Desató las tirillas de su camisa, cogió la mano de Vili y la posó sobre su pecho desnudo. El joven cerró la mano y sintió el pezón erecto contra su palma. Ella sonrió.

—Sí —graznó—. Bueno.

Sin mostrar temor, ella le indicó por señas que se tendiera a su lado y, asombrado de su propia reacción, Vili obedeció.

La siguiente hora constituyó toda una revelación para Vili. Jamás había soñado que el coito admitiera tantos prolegómenos. Ni que la prolongada agonía diera lugar a un placer tan infinito.

La primera vez no pudo esperar mucho, pero la segunda se demoró bastante rato. Lara poseía habilidades que, se dijo Vili, enseñaría a todas las mujeres con las que yaciera a partir de entonces. Descubrió un placer que desconocía al ver que Lara se excitaba y disfrutaba tanto como él. No había conocido a mujeres que sintieran de aquella manera. Era una indudable mejora, pensó, sobre el breve y solitario placer que había experimentado en las ocasiones anteriores.

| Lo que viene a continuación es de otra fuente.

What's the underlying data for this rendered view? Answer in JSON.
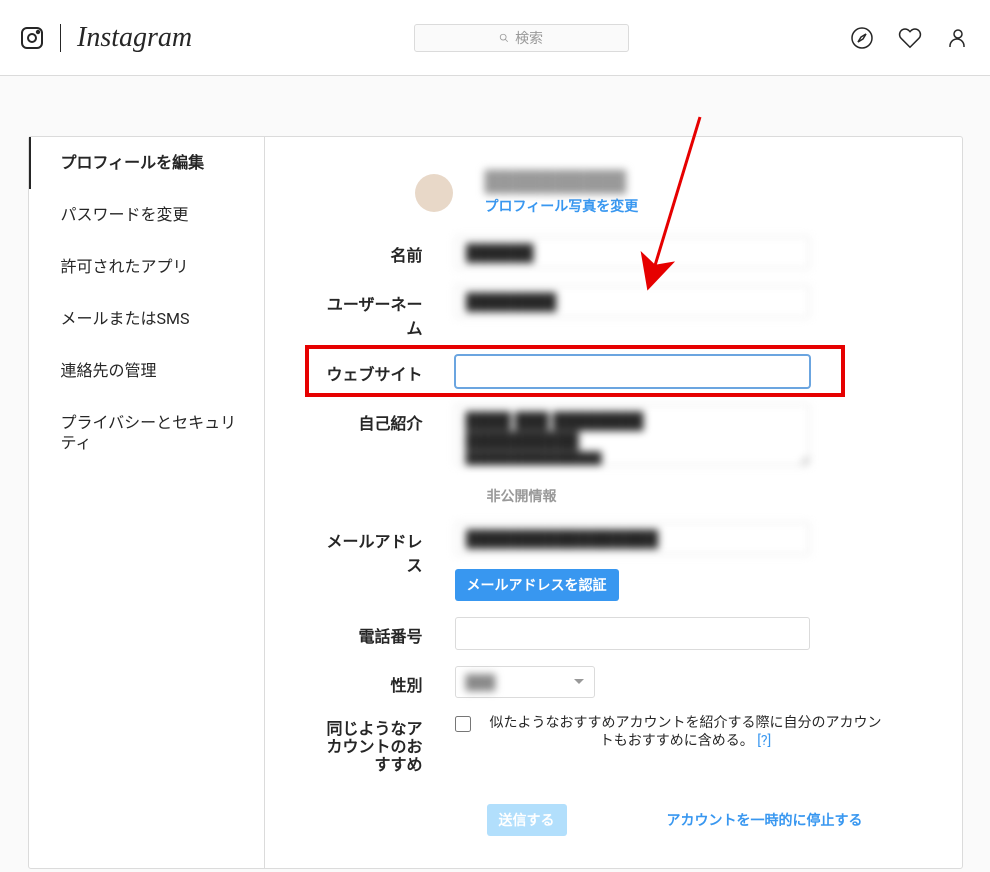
{
  "nav": {
    "wordmark": "Instagram",
    "search_placeholder": "検索"
  },
  "sidebar": {
    "items": [
      {
        "label": "プロフィールを編集",
        "active": true
      },
      {
        "label": "パスワードを変更",
        "active": false
      },
      {
        "label": "許可されたアプリ",
        "active": false
      },
      {
        "label": "メールまたはSMS",
        "active": false
      },
      {
        "label": "連絡先の管理",
        "active": false
      },
      {
        "label": "プライバシーとセキュリティ",
        "active": false
      }
    ]
  },
  "profile": {
    "username_display": "██████████",
    "change_photo_label": "プロフィール写真を変更"
  },
  "labels": {
    "name": "名前",
    "username": "ユーザーネーム",
    "website": "ウェブサイト",
    "bio": "自己紹介",
    "private_info": "非公開情報",
    "email": "メールアドレス",
    "phone": "電話番号",
    "gender": "性別",
    "similar_accounts": "同じようなアカウントのおすすめ"
  },
  "values": {
    "name": "██████",
    "username": "████████",
    "website": "",
    "bio": "████ ███ ████████\n██████████\n████████████",
    "email": "█████████████████",
    "phone": "",
    "gender": "███"
  },
  "buttons": {
    "confirm_email": "メールアドレスを認証",
    "submit": "送信する",
    "disable_account": "アカウントを一時的に停止する"
  },
  "suggestions": {
    "text": "似たようなおすすめアカウントを紹介する際に自分のアカウントもおすすめに含める。",
    "help": "[?]"
  }
}
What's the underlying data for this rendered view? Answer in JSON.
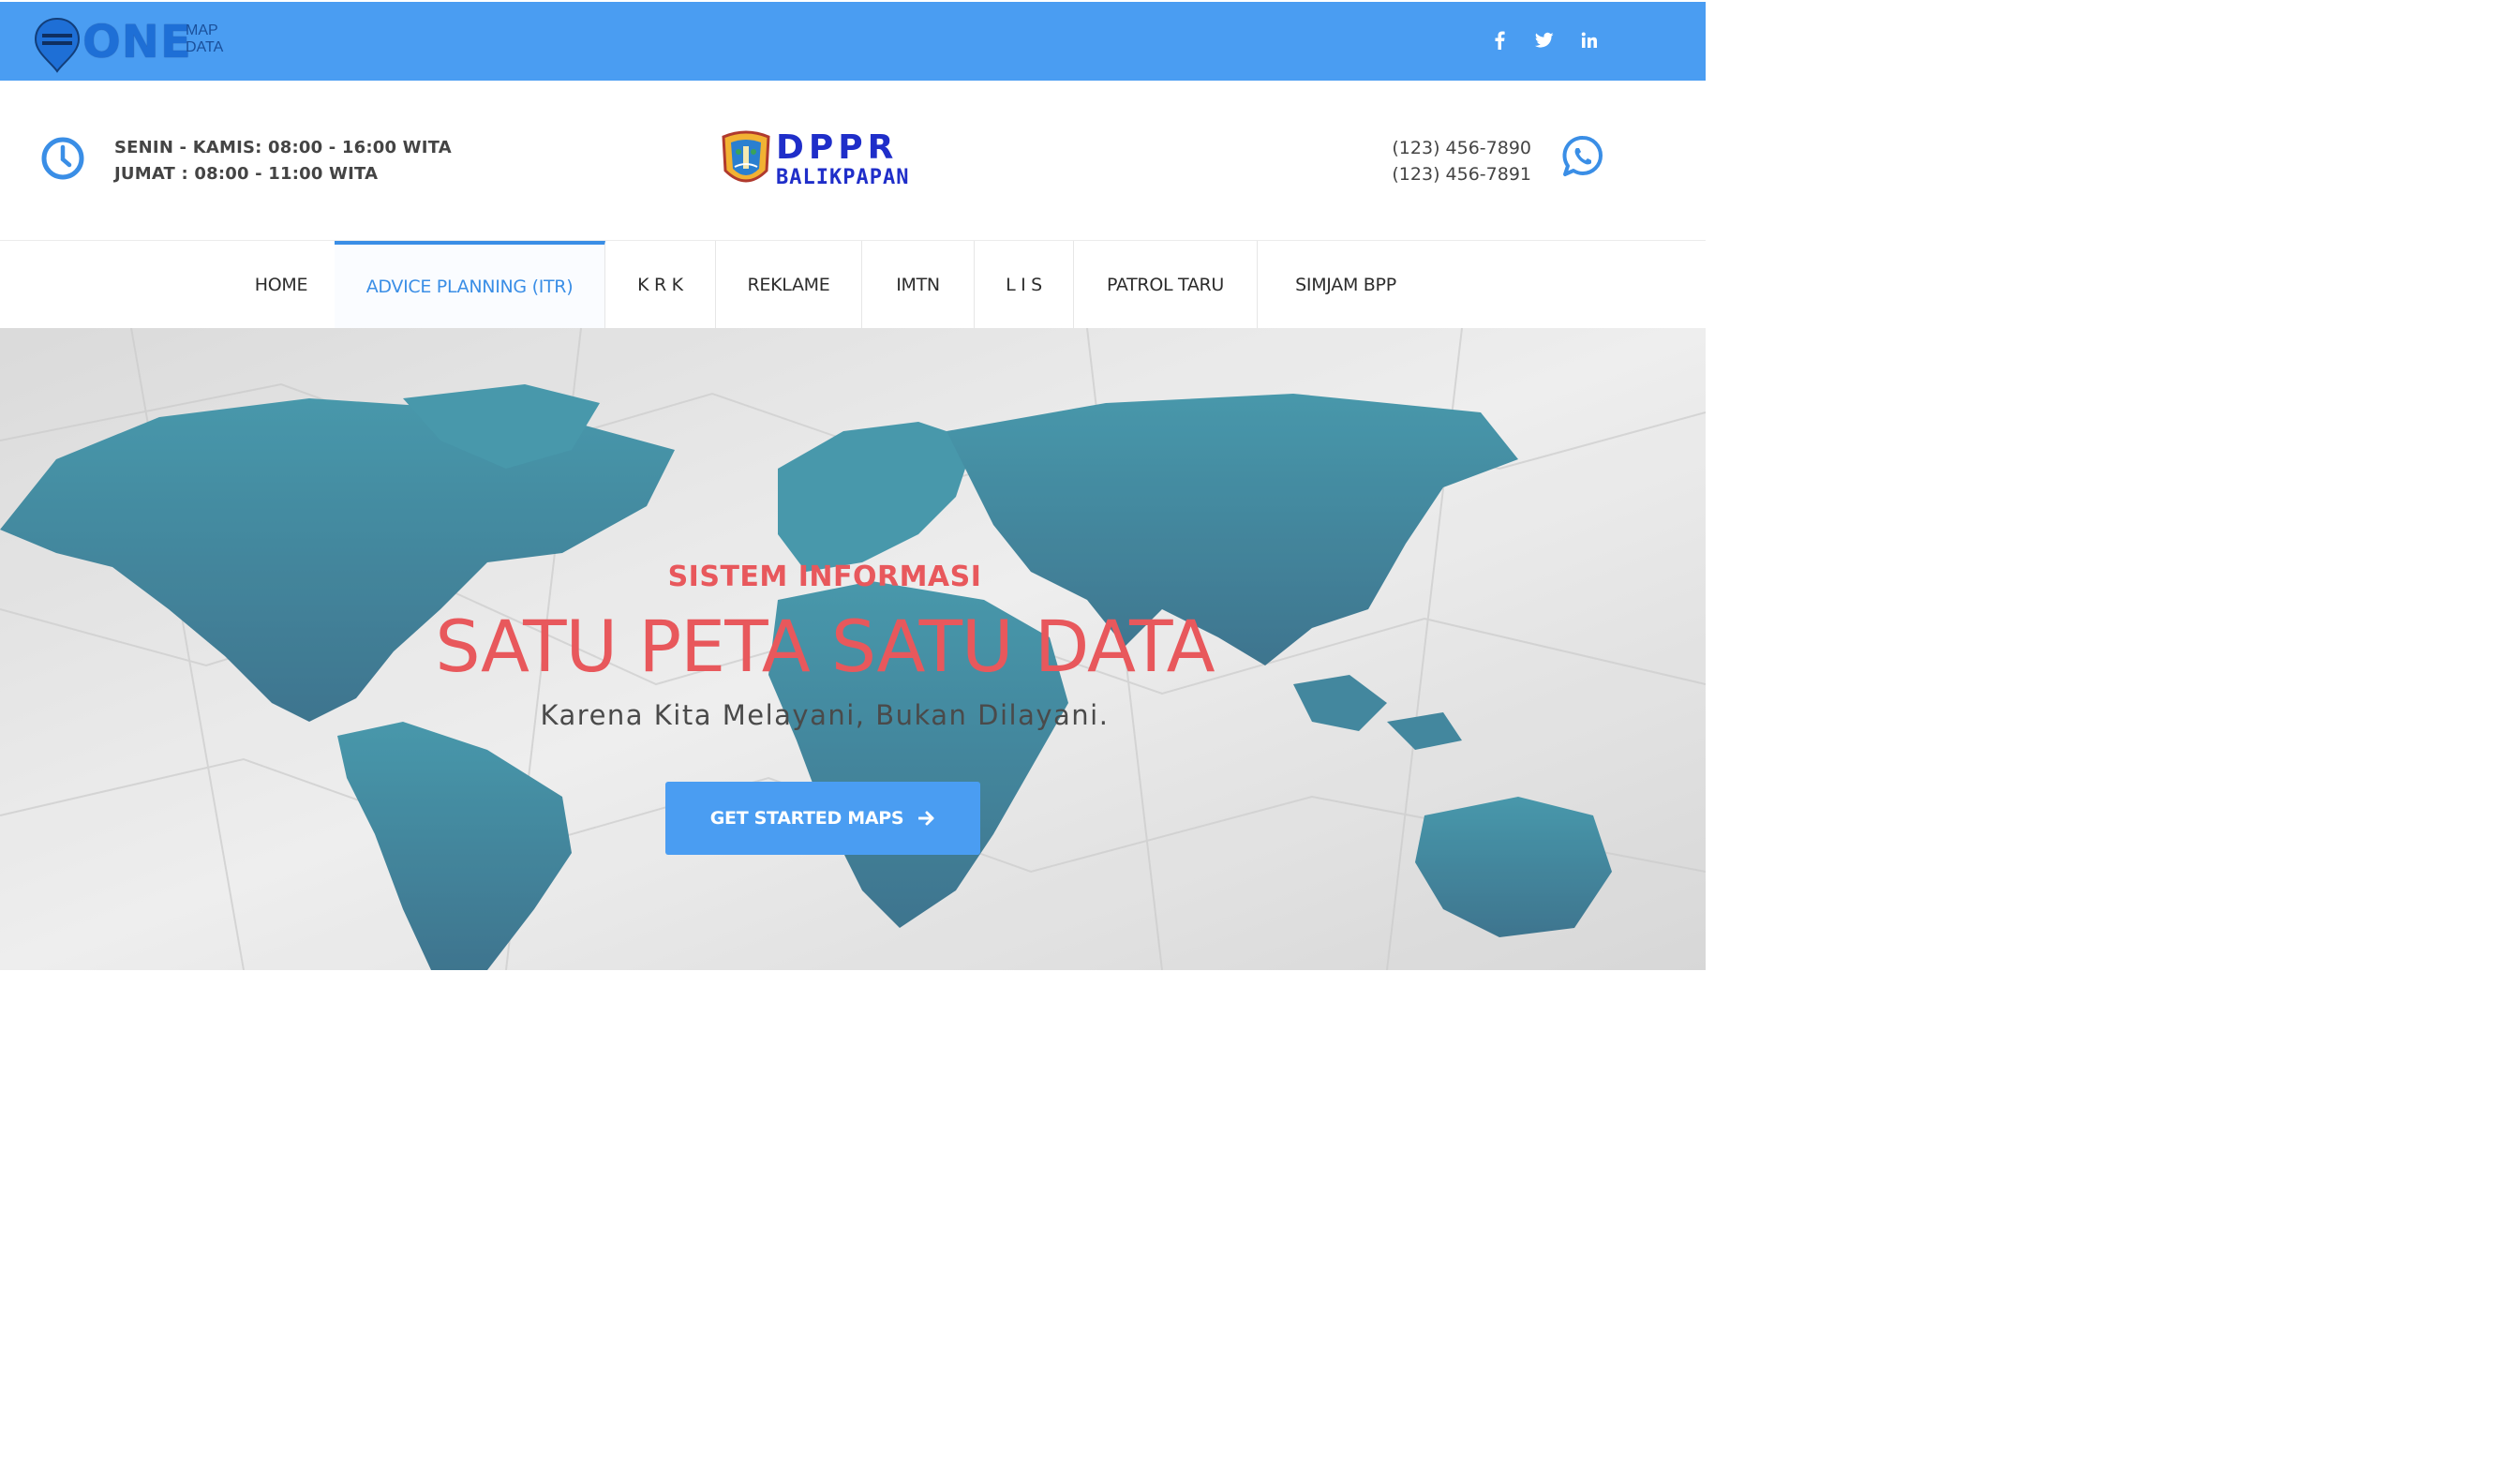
{
  "topbar": {
    "logo_word": "ONE",
    "logo_small_1": "MAP",
    "logo_small_2": "DATA",
    "bg_color": "#4a9df2",
    "social": [
      {
        "name": "facebook-icon",
        "glyph": "f"
      },
      {
        "name": "twitter-icon",
        "glyph": "t"
      },
      {
        "name": "linkedin-icon",
        "glyph": "in"
      }
    ]
  },
  "info": {
    "hours_line_1": "SENIN - KAMIS: 08:00 - 16:00 WITA",
    "hours_line_2": "JUMAT : 08:00 - 11:00 WITA",
    "org_title": "DPPR",
    "org_subtitle": "BALIKPAPAN",
    "phone_1": "(123) 456-7890",
    "phone_2": "(123) 456-7891"
  },
  "nav": {
    "items": [
      {
        "label": "HOME",
        "active": false
      },
      {
        "label": "ADVICE PLANNING (ITR)",
        "active": true
      },
      {
        "label": "K R K",
        "active": false
      },
      {
        "label": "REKLAME",
        "active": false
      },
      {
        "label": "IMTN",
        "active": false
      },
      {
        "label": "L I S",
        "active": false
      },
      {
        "label": "PATROL TARU",
        "active": false
      },
      {
        "label": "SIMJAM BPP",
        "active": false
      }
    ],
    "active_color": "#3a8ee6"
  },
  "hero": {
    "kicker": "SISTEM INFORMASI",
    "title": "SATU PETA SATU DATA",
    "subtitle": "Karena Kita Melayani, Bukan Dilayani.",
    "button_label": "GET STARTED MAPS",
    "accent_color": "#e8585c",
    "map_color": "#2f7f94"
  }
}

Cuando todo terminó, Vili quedó tendido de espaldas, mirando el cielo azul. Pensó en las mujeres de su padre y en la expresión que acudía a sus rostros cuando el kain las miraba. Vili siempre la había atribuido a que su padre era fuerte como un semental. Ahora, sospechaba que había algo más.